The production is set in 1910 at Oxford University, where Charles Wykeham (Matt Bassett) and Jack Chesney (Jonathan Visser) are contemplating how to write to the women they love and propose to them before they go off to Scotland for the summer. The boys think about the situation and decide to use Charley’s wealthy aunt, who is coincidentally coming into town to meet him for the first time, as a way to see the girls and have a celebration for the aunt coming to town. However, the aunt’s arrival is postponed, so they use their friend Lord Fancourt Babberly (Michael Moreno), also known as Babbs, and make him wear a women’s costume and pretend to be the multimillionaire aunt, Donna Lucia D’Alvadorez.
The play continues, and everyone is convinced that Babbs is actually a woman. The girls in the play, Kitty Verdun (Jack’s love interest) and Amy Spettigue (Charley’s love interest), go on to laugh and converse with Babbs, as though he is just another woman. Little do they know they are being tricked the whole time.
The plot thickens when Jack’s father randomly shows up to give him money and decides he should marry Donna Lucia because she is rich, and the Chesney family is experiencing money problems. Charley and Jack are, all the while, trying to keep Babbs from taking advantage of the girls getting so close to him and keeping Jack’s dad at a safe distance from whom he perceives to be “Donna Lucia.”
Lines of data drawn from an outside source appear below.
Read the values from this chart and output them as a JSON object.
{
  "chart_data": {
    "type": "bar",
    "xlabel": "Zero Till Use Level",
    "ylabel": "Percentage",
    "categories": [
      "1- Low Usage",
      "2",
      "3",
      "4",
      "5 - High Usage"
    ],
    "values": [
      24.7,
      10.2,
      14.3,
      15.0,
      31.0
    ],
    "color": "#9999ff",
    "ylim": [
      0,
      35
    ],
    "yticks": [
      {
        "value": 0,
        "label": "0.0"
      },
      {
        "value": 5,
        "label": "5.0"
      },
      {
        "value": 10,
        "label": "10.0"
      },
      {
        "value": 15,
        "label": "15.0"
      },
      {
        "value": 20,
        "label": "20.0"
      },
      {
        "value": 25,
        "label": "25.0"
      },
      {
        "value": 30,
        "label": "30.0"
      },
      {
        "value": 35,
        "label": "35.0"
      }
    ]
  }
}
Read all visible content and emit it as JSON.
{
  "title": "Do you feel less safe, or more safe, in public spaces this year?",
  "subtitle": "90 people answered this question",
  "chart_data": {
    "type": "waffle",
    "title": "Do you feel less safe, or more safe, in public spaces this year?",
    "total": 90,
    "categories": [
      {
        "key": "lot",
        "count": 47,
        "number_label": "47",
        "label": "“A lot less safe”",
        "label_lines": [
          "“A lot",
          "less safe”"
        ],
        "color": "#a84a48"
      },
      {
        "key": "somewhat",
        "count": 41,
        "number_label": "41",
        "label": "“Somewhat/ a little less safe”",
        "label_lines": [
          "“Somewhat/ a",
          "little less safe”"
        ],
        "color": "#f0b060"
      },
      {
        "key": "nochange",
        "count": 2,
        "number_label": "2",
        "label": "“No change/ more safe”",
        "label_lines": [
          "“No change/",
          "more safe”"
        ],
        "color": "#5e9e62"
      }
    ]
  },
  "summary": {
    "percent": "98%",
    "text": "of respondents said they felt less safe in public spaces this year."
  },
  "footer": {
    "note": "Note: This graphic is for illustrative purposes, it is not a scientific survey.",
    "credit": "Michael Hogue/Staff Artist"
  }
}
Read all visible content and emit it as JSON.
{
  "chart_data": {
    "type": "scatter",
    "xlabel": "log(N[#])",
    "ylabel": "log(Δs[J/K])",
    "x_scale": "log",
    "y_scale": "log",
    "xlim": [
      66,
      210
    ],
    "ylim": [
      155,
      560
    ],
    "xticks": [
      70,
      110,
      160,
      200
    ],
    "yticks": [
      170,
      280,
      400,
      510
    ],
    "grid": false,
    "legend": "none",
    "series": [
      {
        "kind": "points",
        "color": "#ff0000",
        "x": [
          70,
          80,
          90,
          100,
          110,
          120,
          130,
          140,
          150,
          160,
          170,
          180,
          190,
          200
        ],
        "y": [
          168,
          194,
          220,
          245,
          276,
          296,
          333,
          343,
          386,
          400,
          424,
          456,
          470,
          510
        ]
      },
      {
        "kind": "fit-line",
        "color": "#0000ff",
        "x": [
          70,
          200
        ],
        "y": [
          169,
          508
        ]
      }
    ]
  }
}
The story unfolds beautifully, and one who attends will no doubt leave the theater feeling very happy. The actors are extremely refreshing, and Babbs (Michael Moreno) has quite possibly the best facial expressions anyone has ever seen. It would be a shame not to mention the very witty butler Brasset (Neil Friedman) as he comes in and out of the scenes with his funny one-liners and usually gets all the blame put on him for things that are hardly his fault.
“Charley’s Aunt” is sure to be a good laugh for all.